Build the Right Thing → Build the Thing Right
Logic tells us to discover the right thing to build and then build it right. In reality, however, we often do the opposite. Here's why.
Successful product development happens in two phases:
Figuring out the right thing to build
Building the thing right
Most of us agree with this logic. Yet, we end up doing the opposite. We spend countless hours building the thing right, just to discover that it’s not the right thing. It’s what Steve Blank described as the first collision with reality few products survive.
Why do we act so “illogically”?
I think there are a several of reasons:
1. We think we know our user
It’s the most common form of myopia. It comes it two varieties (some suffer from both):
“I am the user of my own product, so I don’t need to do discovery. I intimately know my own needs and pain points. Others must experience the same.”

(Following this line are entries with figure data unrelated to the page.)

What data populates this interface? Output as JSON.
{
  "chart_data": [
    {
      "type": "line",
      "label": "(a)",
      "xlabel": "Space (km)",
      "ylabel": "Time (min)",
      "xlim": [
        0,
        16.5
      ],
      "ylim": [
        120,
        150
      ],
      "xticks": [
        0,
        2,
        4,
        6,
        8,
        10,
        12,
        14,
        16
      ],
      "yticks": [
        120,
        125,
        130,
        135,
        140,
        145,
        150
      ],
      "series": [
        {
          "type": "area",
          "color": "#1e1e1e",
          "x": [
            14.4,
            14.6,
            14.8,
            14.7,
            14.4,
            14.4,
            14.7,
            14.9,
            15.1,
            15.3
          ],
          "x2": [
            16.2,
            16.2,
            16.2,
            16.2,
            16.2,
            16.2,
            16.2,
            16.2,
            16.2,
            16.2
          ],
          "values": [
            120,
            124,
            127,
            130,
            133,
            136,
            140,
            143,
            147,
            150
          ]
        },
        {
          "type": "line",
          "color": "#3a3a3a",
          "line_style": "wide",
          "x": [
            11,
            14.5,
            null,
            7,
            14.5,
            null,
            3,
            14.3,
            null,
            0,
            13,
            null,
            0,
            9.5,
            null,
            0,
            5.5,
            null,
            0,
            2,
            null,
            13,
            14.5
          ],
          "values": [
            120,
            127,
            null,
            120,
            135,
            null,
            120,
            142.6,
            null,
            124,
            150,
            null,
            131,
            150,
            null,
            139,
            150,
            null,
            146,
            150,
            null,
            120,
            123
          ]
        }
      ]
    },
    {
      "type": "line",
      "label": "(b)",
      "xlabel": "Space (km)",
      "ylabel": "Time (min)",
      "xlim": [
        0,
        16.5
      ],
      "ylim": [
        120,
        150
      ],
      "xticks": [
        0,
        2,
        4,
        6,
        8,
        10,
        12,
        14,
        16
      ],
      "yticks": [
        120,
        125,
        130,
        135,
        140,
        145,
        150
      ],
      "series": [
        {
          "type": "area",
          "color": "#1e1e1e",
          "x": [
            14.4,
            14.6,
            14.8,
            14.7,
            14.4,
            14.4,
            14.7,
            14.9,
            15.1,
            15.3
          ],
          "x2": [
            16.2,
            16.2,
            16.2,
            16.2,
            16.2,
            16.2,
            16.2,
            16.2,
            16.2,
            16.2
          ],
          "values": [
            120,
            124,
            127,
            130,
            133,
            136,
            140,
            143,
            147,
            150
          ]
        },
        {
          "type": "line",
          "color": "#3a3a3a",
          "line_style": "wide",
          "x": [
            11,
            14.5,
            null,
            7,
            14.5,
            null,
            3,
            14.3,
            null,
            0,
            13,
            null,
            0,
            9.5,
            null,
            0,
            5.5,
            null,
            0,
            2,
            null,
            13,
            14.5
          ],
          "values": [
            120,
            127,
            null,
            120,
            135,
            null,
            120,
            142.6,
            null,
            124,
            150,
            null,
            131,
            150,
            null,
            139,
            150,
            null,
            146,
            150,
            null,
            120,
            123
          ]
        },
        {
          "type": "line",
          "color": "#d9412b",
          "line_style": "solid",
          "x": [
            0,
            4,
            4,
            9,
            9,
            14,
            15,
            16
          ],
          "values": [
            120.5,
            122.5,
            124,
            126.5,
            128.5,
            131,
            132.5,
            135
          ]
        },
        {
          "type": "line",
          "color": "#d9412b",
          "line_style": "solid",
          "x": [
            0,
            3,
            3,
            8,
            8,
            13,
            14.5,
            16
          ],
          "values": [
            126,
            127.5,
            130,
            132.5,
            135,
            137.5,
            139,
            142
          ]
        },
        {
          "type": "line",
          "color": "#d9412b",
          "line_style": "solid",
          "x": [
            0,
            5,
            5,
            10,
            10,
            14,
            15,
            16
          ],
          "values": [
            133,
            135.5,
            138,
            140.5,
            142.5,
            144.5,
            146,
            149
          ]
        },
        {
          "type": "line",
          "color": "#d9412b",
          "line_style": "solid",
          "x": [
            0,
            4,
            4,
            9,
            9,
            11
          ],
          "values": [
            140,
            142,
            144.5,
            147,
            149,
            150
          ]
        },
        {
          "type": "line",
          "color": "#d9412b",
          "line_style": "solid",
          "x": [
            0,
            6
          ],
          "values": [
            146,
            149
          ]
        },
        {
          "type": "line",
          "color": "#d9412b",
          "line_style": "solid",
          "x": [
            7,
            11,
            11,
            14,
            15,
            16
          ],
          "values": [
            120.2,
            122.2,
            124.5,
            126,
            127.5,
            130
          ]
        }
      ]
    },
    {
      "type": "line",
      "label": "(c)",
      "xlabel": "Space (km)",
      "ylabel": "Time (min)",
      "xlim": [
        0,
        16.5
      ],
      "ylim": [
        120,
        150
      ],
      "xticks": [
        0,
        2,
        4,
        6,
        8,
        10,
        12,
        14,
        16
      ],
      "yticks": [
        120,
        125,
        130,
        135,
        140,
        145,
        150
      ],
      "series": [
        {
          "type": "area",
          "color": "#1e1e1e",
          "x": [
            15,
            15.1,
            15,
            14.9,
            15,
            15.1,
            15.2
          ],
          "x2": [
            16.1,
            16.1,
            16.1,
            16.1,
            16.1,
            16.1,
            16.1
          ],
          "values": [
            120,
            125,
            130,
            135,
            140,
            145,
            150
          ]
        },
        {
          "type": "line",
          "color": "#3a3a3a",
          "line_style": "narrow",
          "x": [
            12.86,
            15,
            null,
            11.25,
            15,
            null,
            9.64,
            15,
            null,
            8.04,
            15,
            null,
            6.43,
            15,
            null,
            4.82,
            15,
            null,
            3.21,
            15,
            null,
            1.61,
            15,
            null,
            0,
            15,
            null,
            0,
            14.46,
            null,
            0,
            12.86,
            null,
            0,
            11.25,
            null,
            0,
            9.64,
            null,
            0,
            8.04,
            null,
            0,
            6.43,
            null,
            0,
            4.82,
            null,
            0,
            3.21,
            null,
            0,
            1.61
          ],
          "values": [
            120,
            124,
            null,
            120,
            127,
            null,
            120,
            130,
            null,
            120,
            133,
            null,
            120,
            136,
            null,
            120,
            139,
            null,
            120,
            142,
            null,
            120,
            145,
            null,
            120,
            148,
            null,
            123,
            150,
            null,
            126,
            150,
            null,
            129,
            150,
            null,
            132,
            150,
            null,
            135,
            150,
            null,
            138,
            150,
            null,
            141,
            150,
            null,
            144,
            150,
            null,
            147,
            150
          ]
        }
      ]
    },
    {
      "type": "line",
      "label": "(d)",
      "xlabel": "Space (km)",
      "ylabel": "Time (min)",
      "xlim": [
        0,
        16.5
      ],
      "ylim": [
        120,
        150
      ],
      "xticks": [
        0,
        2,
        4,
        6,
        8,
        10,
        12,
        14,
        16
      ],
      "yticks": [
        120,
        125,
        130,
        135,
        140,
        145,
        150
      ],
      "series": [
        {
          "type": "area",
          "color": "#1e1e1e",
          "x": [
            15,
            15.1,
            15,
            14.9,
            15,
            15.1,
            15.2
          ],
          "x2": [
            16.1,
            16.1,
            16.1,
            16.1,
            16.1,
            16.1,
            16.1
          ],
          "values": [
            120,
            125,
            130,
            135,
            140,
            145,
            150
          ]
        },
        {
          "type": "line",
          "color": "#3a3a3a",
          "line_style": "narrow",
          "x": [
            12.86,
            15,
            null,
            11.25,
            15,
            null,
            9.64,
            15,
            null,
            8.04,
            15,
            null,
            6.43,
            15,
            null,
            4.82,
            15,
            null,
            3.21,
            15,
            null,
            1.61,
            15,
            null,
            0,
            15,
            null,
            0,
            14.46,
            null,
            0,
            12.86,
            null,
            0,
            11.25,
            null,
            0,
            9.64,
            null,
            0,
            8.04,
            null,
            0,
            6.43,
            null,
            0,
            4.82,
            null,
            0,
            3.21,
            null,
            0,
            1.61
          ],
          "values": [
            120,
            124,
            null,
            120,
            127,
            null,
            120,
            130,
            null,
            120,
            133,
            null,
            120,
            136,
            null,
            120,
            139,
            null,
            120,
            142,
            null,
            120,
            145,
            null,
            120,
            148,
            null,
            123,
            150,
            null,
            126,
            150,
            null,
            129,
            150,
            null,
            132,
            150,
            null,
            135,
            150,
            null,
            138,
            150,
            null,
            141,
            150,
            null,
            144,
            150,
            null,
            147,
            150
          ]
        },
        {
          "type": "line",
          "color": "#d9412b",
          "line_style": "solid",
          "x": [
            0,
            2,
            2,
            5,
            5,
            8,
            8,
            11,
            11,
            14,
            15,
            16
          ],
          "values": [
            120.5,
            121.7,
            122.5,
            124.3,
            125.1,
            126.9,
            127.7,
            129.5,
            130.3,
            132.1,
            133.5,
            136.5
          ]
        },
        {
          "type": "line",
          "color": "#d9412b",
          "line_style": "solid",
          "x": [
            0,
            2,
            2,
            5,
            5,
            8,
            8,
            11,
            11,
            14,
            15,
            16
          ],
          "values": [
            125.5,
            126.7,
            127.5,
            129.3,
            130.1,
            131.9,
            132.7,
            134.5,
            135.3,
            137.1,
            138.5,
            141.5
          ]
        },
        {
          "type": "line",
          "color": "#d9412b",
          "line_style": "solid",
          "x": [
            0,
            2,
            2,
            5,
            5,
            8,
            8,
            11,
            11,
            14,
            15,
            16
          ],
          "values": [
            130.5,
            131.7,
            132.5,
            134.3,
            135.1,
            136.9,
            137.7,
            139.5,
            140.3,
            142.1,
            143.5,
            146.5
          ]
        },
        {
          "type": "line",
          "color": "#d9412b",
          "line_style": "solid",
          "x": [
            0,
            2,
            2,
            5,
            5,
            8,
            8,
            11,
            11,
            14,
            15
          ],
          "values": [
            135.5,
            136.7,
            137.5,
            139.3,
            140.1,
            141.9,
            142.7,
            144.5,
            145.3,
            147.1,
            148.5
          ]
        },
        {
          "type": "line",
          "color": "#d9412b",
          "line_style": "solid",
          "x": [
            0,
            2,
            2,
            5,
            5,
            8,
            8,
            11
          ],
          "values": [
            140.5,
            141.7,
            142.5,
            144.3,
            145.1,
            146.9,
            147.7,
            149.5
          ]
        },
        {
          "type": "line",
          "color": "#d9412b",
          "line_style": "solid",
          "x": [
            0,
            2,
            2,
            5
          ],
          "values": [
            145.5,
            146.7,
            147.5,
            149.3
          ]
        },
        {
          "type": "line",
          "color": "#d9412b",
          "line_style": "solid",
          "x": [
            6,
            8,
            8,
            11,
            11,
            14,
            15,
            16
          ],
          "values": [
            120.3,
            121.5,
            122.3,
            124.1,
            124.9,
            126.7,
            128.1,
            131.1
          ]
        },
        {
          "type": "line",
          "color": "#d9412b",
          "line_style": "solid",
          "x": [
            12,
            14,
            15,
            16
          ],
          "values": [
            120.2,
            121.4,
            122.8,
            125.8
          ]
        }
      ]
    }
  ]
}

This is the so-called Self-Referential Research. You think your problems are a proxy for the rest of the world, and you usually end up being wrong.“I already know the answer, so I just need a bit of diligence to confirm it.” This is Confirmatory Research and is a notch better than the self-referential research. It’s still ridden with ugly biases and can lead you to magical places that don’t exist in the real world.
2. We misunderstand Lean development
The Lean Methodology is based on gradual improvement through rapid iteration. Often times, this approach is mistaken for “throw shit on the wall and see what sticks.” Teams release an early version of a product with no research to back it up. They think users will give them feedback, which they’ll use to refine their product.
The approach is sensible but there are two problems:
If our starting point is so off-target, it is going to take us a lot of time, money, and spin cycles to get close to the target. I’ve worked at corporations, which follow this approach. Unlike most of us, they have tons of money to burn, and no accountability.
Meaningful feedback comes in the form of data. It can come from speaking with your users (qualitative data) or observing how they use your product (quantitative data). Both approaches require that users actually use your product. If it’s so off-the-mark that no one uses it, then there is no data and no feedback.
3. We feel that building is progress and research is not.
Sometimes, research feels like the pre-game; the preparation for the real action. What comes before building the damn thing. If we already know what to build, do we really need to go through the motions of research?
The pressure to get to building, and eventually releasing, is even stronger if we have taken VC money. We’ve got milestones to hit, growth metrics to crush, valuations to conquer. Research is nice, except it doesn’t feel like doing the real act of building.
These are plenty of reasons to skip product discovery (figuring out the right thing) and go straight step - building the thing right.
But here’s the thing:
Now you know the excuses to skip research and you know they are bogus. So, you can’t use them anymore. The only thing that you can do is figure out the right thing to build.